This repo contains my Master's end-of-year project, completed during my studies at ENSAI. It aims at reproducing experiments from the article "Gaussian Processes on Distributions based on Regularized Optimal Transport" and experiment on publicly available dataset.
The article is available at: Gaussian Processes on Distributions based on Regularized Optimal Transport
The first part of the project consisted of a methododogical part. The goal was to familiarize with the paper, the Optimal Transport theory and reproduce one of the experiment of the paper. Our written report, slides and Jupyter notebook can be found here.
The second part of the project, experimental part, is about applying the foundings of the paper on a real life dataset and compare the proposed method against established ones such as the Wasserstein distance.
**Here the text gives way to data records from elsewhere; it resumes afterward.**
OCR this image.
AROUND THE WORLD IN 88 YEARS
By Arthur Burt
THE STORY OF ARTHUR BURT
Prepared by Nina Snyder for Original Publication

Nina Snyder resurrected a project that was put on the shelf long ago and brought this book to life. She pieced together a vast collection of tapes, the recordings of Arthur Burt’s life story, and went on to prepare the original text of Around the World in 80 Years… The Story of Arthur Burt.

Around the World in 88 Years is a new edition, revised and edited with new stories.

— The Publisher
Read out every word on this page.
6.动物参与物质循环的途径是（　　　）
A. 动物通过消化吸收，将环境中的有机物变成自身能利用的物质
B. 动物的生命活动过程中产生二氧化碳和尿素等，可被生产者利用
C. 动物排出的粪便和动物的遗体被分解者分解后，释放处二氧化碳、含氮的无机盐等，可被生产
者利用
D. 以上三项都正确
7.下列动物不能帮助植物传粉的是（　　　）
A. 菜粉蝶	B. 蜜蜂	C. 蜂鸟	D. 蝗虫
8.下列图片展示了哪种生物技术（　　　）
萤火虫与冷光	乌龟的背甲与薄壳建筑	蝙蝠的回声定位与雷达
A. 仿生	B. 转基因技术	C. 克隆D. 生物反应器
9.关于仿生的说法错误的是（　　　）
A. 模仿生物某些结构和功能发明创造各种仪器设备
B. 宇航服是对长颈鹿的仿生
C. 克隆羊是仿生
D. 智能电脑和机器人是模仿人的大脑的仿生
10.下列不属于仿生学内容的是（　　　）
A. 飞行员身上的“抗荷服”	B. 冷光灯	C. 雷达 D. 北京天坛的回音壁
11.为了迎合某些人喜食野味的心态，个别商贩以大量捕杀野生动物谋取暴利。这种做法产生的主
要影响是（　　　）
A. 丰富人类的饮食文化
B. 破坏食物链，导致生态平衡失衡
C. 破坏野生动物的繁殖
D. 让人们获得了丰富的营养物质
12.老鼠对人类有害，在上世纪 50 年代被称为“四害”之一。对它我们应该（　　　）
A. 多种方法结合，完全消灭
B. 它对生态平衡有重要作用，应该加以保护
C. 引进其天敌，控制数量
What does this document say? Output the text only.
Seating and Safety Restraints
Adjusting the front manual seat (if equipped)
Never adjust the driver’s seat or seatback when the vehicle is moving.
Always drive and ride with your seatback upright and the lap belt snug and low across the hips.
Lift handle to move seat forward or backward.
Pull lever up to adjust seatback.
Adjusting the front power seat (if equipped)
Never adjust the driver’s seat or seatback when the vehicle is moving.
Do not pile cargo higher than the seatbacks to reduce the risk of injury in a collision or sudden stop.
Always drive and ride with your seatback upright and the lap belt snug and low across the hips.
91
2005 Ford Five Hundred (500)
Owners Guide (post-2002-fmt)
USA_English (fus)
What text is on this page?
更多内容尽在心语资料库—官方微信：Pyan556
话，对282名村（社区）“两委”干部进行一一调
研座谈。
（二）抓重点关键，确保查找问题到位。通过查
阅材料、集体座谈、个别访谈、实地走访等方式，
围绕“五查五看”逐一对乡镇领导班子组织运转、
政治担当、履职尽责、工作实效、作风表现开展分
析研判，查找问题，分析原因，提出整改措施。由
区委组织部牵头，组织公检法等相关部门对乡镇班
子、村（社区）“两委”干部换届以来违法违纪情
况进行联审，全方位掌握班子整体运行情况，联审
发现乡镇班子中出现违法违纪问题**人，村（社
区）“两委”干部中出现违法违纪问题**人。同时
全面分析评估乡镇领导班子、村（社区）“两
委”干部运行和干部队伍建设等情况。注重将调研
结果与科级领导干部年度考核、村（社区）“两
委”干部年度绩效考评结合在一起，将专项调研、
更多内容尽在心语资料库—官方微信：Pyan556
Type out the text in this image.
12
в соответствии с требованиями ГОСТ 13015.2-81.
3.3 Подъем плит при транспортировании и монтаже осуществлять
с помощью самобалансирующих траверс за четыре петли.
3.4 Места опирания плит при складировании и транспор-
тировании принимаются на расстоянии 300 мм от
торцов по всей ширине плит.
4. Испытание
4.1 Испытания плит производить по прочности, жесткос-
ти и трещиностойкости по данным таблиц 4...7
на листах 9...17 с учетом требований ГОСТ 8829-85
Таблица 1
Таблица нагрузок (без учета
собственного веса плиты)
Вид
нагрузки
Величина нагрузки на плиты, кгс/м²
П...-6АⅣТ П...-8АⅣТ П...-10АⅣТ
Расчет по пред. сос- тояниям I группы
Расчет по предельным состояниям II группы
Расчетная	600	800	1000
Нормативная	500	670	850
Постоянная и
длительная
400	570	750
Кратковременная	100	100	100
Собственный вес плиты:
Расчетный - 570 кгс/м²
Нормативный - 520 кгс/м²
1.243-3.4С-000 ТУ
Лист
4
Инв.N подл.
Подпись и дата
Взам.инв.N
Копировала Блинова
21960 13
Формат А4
We explored the Rotor37 dataset and our notebooks and codes are here.
A blade | Disk as reference measure | Uniform sphere as reference measure |
Our report exhibit the performance of the Sinkhorn kernel presented in the paper on the Rotor37 dataset.
We found that the Sinkhorn kernel performs really well to predict the efficency, the massflow and the compression ratio of the blade.
Efficiency, |
Massflow, |
Compression ratio, |
We also explore multiple hyperparameters. Here are our main findings:
- There exist an epsilon from which the performance of the regression task are great. But going with even smaller epsilon do not seem to impact the model.
- One do not need much points in the reference measure, a few hundreds is enough. Therefore the computation is not that big even for huge datasets.